Сегодня утром он попросил у соседки, жены управляющего фермой, паровой утюг и разгладил свой выходной костюм. Гладил он не хуже заправского портного. Любо было посмотреть, как выглядели брюки и борты пиджака, когда Толя обрабатывал их через мокрую тряпку.

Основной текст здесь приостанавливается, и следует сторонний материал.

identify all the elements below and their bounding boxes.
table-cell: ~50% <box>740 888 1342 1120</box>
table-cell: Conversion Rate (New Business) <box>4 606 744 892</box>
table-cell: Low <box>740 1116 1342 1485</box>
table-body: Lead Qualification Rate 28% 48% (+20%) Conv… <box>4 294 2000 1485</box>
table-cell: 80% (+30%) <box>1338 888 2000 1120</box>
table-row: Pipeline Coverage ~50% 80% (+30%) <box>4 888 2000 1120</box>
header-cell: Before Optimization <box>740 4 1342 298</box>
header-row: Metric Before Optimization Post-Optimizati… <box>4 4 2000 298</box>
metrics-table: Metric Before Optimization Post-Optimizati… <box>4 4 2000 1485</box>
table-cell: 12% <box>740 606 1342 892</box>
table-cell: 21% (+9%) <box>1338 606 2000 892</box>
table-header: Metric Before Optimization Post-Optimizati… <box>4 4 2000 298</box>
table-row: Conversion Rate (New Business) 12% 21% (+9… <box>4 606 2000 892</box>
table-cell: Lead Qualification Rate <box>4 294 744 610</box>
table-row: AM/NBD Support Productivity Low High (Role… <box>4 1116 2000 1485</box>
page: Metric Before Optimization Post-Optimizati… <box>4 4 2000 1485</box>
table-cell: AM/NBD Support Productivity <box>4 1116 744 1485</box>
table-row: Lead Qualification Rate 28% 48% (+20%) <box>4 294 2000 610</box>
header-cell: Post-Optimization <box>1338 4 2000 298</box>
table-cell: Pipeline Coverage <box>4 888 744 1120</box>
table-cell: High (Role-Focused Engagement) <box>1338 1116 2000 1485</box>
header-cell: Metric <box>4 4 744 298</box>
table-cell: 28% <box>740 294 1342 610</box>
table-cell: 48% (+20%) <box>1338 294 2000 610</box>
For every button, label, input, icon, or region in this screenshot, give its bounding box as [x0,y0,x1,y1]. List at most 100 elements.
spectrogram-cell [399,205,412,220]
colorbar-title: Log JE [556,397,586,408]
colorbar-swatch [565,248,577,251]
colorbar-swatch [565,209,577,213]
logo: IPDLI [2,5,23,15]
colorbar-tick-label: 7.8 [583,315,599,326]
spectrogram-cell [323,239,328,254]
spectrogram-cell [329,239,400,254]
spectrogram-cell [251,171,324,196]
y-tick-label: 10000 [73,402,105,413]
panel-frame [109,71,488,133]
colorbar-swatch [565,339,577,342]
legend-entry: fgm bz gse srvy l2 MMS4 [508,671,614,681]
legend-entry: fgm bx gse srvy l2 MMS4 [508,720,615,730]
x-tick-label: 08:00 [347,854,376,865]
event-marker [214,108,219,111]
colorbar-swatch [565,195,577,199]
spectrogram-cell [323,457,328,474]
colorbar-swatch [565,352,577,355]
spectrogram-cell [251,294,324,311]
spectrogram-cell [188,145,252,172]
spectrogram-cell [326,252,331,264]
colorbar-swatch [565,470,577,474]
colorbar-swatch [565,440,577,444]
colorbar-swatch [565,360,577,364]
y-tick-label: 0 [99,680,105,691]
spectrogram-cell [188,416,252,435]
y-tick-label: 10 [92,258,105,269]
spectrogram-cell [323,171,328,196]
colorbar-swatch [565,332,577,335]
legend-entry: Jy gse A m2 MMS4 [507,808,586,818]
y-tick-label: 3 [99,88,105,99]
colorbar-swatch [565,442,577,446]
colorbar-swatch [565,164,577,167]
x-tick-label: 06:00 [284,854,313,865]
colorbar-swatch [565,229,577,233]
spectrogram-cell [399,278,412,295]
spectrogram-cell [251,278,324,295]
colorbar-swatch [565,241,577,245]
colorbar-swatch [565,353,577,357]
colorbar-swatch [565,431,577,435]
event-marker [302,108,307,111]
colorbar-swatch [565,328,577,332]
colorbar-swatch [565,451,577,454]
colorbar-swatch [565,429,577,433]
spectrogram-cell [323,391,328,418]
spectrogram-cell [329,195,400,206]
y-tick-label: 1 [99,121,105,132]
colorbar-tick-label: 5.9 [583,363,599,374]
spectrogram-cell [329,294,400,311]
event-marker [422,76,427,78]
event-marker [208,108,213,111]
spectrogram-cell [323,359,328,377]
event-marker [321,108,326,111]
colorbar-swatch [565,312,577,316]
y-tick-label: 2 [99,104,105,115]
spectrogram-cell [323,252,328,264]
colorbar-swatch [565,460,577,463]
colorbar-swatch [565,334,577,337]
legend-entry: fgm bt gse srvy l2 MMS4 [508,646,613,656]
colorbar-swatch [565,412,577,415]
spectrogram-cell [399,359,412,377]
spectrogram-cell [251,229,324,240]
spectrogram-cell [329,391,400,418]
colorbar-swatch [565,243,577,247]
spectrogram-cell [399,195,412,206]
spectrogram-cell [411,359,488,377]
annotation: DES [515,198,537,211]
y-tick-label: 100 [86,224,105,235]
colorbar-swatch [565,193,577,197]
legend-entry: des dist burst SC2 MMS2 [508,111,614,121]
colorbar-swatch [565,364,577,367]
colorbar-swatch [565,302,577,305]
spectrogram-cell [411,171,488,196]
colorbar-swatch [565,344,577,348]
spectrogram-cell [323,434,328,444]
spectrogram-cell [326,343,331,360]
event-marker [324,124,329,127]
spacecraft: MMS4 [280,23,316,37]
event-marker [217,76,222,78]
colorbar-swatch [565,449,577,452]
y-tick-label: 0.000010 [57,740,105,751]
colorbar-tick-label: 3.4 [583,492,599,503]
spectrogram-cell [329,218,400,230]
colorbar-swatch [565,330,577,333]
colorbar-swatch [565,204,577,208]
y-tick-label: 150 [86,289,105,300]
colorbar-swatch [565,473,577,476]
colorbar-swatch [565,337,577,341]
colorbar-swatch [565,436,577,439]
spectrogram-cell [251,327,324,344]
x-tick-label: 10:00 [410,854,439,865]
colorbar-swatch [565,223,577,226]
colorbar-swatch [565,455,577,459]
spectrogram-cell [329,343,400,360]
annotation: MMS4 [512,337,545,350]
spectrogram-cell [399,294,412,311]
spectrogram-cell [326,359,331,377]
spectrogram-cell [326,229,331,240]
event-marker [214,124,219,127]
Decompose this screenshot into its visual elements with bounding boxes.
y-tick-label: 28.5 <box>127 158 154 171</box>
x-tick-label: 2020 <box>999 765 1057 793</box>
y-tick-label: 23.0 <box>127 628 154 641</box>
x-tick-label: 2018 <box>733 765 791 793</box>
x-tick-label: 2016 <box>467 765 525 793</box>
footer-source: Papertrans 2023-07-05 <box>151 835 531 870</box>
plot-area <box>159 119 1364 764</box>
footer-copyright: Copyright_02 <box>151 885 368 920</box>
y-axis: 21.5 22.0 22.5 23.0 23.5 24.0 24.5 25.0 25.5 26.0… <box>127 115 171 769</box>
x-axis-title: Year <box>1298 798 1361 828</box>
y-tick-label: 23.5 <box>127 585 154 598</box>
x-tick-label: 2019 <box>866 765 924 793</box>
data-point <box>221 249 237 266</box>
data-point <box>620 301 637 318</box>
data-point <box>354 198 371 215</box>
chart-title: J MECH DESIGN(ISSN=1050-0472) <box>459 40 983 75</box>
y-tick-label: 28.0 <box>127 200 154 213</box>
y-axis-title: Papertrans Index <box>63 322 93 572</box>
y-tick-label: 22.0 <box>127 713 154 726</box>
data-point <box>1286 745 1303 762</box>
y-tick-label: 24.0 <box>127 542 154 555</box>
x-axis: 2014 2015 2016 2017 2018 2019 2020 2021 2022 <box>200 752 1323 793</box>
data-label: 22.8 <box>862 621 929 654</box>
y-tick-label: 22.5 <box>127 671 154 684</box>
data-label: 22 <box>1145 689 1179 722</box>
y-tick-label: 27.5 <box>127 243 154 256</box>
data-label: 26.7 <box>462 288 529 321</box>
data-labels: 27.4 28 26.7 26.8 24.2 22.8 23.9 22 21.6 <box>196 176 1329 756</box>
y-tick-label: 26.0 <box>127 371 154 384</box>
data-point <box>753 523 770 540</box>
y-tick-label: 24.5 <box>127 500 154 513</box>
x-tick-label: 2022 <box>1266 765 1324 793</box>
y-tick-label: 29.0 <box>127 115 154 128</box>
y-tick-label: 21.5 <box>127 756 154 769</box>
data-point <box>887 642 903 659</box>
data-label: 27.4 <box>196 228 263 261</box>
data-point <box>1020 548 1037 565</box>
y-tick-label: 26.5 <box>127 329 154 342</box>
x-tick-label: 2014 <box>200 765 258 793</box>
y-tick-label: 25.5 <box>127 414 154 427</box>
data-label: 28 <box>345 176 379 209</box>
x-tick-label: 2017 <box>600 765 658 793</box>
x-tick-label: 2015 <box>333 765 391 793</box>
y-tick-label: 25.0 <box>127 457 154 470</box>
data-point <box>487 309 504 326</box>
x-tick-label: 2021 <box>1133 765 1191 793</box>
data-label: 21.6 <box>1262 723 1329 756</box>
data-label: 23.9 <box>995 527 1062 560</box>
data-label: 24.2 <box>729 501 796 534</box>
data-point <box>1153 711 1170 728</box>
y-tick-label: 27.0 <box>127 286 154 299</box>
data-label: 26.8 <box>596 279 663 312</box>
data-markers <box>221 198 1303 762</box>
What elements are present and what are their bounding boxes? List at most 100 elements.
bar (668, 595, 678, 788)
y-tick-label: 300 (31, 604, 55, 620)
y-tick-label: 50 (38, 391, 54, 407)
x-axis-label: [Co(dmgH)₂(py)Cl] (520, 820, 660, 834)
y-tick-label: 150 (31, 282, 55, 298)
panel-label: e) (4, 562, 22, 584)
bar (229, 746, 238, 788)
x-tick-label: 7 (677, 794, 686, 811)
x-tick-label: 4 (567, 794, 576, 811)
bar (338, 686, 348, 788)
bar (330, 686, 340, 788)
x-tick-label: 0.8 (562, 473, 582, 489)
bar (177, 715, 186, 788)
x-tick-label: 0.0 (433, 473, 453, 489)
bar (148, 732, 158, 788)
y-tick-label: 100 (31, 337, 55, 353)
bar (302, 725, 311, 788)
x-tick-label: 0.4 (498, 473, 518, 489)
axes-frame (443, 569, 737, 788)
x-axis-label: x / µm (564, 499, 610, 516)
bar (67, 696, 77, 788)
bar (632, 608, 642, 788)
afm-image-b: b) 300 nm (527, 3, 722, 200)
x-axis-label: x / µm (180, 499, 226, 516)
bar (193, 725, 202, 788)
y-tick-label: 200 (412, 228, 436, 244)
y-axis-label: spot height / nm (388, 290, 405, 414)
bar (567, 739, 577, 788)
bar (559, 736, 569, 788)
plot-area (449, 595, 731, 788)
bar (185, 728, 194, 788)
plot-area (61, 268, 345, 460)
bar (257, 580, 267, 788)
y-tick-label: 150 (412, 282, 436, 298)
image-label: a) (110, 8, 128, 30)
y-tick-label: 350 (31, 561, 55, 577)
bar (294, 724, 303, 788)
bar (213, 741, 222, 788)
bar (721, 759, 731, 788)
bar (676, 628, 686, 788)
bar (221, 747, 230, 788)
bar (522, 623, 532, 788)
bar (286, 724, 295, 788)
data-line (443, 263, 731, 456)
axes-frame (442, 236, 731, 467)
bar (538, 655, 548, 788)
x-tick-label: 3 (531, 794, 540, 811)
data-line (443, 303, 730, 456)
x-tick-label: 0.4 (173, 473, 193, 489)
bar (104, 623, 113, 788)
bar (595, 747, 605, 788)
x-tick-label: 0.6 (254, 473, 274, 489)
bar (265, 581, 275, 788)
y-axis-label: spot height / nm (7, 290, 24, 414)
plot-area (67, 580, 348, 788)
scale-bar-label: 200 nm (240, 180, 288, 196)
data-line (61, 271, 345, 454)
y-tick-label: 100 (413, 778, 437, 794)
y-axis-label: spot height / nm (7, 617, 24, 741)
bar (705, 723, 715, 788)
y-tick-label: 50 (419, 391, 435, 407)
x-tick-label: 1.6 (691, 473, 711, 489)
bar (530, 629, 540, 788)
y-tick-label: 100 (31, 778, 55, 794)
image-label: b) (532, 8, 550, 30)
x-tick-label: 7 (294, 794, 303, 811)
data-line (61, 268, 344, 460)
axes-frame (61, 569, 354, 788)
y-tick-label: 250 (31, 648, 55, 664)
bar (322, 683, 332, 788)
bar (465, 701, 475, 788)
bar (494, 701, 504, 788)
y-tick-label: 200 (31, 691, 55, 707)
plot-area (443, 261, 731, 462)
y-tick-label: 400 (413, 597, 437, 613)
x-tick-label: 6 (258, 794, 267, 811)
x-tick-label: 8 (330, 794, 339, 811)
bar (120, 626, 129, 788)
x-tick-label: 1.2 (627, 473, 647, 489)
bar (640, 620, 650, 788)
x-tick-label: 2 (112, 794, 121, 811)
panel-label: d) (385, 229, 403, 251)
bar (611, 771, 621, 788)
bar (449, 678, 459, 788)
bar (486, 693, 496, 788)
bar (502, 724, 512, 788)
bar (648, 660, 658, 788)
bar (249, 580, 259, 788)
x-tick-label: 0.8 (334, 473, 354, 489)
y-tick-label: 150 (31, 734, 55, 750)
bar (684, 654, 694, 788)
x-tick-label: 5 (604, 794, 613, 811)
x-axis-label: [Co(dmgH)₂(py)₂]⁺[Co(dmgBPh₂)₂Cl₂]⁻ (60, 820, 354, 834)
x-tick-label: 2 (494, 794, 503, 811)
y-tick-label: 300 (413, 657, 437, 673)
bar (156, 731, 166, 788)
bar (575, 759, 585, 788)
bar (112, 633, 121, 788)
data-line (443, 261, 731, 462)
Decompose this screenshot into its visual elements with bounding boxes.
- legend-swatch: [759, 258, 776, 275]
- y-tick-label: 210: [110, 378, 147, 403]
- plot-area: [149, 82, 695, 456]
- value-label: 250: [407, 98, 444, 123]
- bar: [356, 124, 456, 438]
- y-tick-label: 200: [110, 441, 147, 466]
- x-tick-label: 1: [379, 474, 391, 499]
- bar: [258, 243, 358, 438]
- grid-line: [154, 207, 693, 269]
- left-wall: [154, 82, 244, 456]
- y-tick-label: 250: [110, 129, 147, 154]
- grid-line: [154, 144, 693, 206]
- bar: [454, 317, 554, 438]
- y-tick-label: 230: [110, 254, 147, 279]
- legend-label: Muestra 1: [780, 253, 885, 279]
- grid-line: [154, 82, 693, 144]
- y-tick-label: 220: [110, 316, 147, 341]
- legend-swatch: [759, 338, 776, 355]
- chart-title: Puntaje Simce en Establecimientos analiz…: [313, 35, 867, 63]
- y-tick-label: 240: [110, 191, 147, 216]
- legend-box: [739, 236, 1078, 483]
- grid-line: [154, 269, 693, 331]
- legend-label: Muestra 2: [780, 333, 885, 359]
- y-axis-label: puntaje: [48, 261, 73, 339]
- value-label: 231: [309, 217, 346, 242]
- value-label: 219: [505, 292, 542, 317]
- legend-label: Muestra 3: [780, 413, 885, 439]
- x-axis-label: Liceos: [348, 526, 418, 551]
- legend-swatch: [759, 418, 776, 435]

Хорошо, что дорога замерзла и не надо надевать высокие сапоги и засучивать брюки: когда их потом опускаешь, они не имеют никакого вида.
Толя завязывает галстук. Галстук новый, запонки новые (в виде маленьких шахматных досок). Часы на руку. Чистый платок в карман. Еще раз пройтись гребешком по волосам, одновременно заглаживая их свободной рукой назад… Невозможно, чтобы Марьяна Федоровна не обратила внимания на все это праздничное великолепие.
В новом зимнем пальто с воротником из того меха, который называют «электрический кролик» или «кролик под котик», Толя выходит из комнаты и сталкивается с человеком, который говорит:
— Там вас требуют в третью бригаду. Велели, чтоб сразу.
— А что такое? — спрашивает Толя.
— Да вроде Печальница при смерти, — говорит посланец.
Толя забывает о Марьяне Федоровне, хватает инструменты и во всем своем параде устремляется на скотный двор.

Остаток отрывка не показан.